Si è chiusa la carriera di uno dei criminali più temuti del mondo. Sotto il piombo dell’esercito messicano. Nemesio Oseguera Cervantes, noto come “El Mencho”, è stato eliminato in Messico dai militari. Il leader del Cartello Jalisco Nueva Generación (Cjng), il ricercato numero uno tra i narcos, era da anni nel mirino congiunto di Città del Messico e di Washington. Sulla sua testa pendeva una taglia da 15 milioni di dollari fissata durante la presidenza di Donald Trump, che ha fatto della lotta al narcotraffico una delle sue bandiere. L’operazione decisiva è scattata nello Stato di Jalisco, in coordinamento con le autorità statunitensi. A confermarlo è stato il ministero della Difesa messicano. E subito dopo il blitz, il sud dello Stato è precipitato nel caos. La vendetta dei criminali si è concretizzata con incendi, barricate, veicoli dati alle fiamme e arterie stradali bloccate, in una reazione violenta che ha mostrato la capacità del cartello di paralizzare interi territori.
Durante l’intervento, “il personale militare è stato attaccato – ha affermato Città del Messico – e, per legittima difesa, ha respinto l’aggressione, causando la morte di quattro membri del gruppo criminale Cjng sul posto e il ferimento grave di altri tre, deceduti durante il trasporto aereo a Città del Messico”. Tra questi ultimi si riferisce, c’era anche El Mencho. Il bilancio è pesante tanto quanto provvisorio: sarebbero almeno 26 morti nelle ore successive all’eliminazione del capo del cartello. Tra le vittime civili figurerebbe anche una donna al terzo mese di gravidanza. Sul fronte delle forze dell’ordine si contano almeno 17 caduti: 15 membri della Guardia nazionale, un agente della procura e una guardia carceraria. Otto, invece, sarebbero i decessi tra i criminali. Le autorità hanno proceduto anche a 27 arresti: 11 per gli scontri armati e 14 per saccheggi ai danni di attività commerciali e istituti di credito. Il clima è ancora rovente, e ogni esibizione rischia di finire in tragedia. Per questo la Federación mexicana de fútbol ha annunciato la sospensione della gara di prima divisione tra Querétaro e Juárez, prevista nella città di Querétaro. Stop anche alle partite domenicali della Liga premier e della Expansion league MX nelle città di Guadalajara, Puerto Vallarta e Tampico, oltre agli incontri della lega femminile, compreso il “classico” tra Guadalajara e América allo stadio Akron di Zapopan.

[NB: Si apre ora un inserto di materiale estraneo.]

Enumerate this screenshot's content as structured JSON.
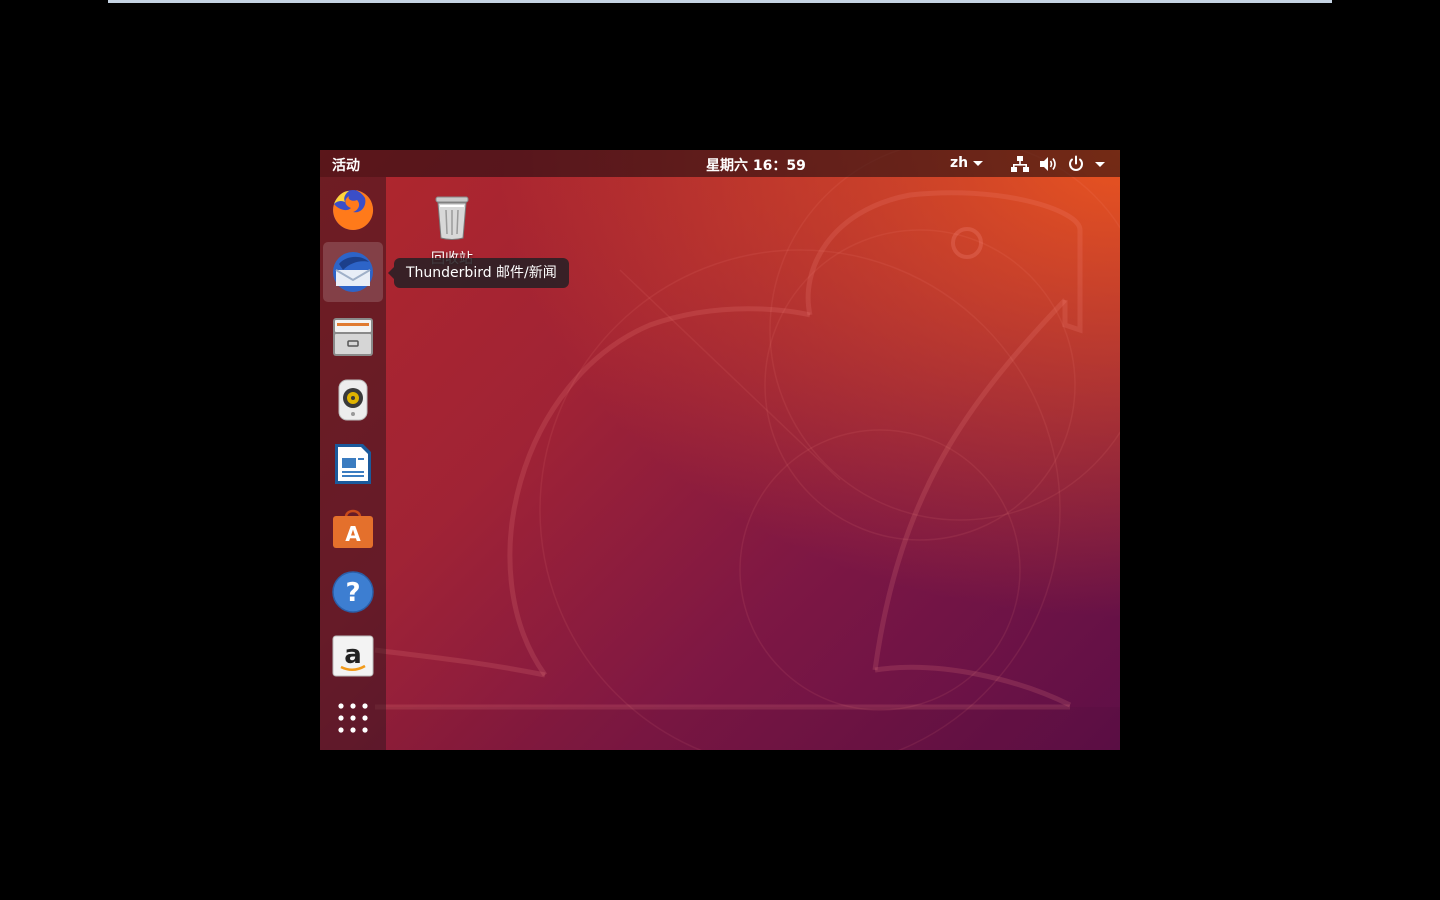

Dai cronisti, la morte di Oseguera Cervantes è stata accostata agli arresti di Ismael El Mayo Zambada nel 2014 e di Joaquín El Chapo Guzmán, figure chiave dell’ex cartello di Sinaloa. Come loro, El Mencho aveva costruito un’aura di invincibilità alimentata da una strategia di violenza sistematica e da un controllo capillare delle rotte e dei territori. A Washington la notizia è stata accolta con favore. “L’uccisione di El Mencho, uno dei più spietati e sanguinari boss della droga, è una grande notizia per il Messico, gli Stati Uniti, il Sud America e il mondo”, ha affermato il vicesegretario di Stato Christopher Landau, dichiarandosi al tempo stesso “preoccupato” per le scene di violenza in corso nel Paese.
L’ondata di disordini ha avuto ripercussioni anche sui collegamenti aerei. Diverse compagnie statunitensi, tra cui United Airlines e Delta, hanno cancellato voli diretti all’aeroporto di Puerto Vallarta; stop anche da parte di Air Canada. Il governatore di Jalisco, Pablo Lemus, ha attivato un’allerta rossa dopo il blitz avvenuto nel Comune di Tapalpa. “Singoli individui hanno incendiato e bloccato le strade con veicoli per ostacolare l’azione delle autorità – ha affermato – Ho ordinato la convocazione immediata di una task force di sicurezza con autorità di tutti e tre i livelli di governo e l’attivazione dell’allerta rossa per prevenire atti contro la popolazione”. Analoga mobilitazione nel confinante Stato del Michoacán, dove il governatore Alfredo Ramírez Bedolla ha disposto un rafforzamento dei controlli sull’intero territorio. Infine, al porto di Manzanillo, il principale scalo commerciale del Messico, sono state sospese le operazioni dell’ufficio doganale.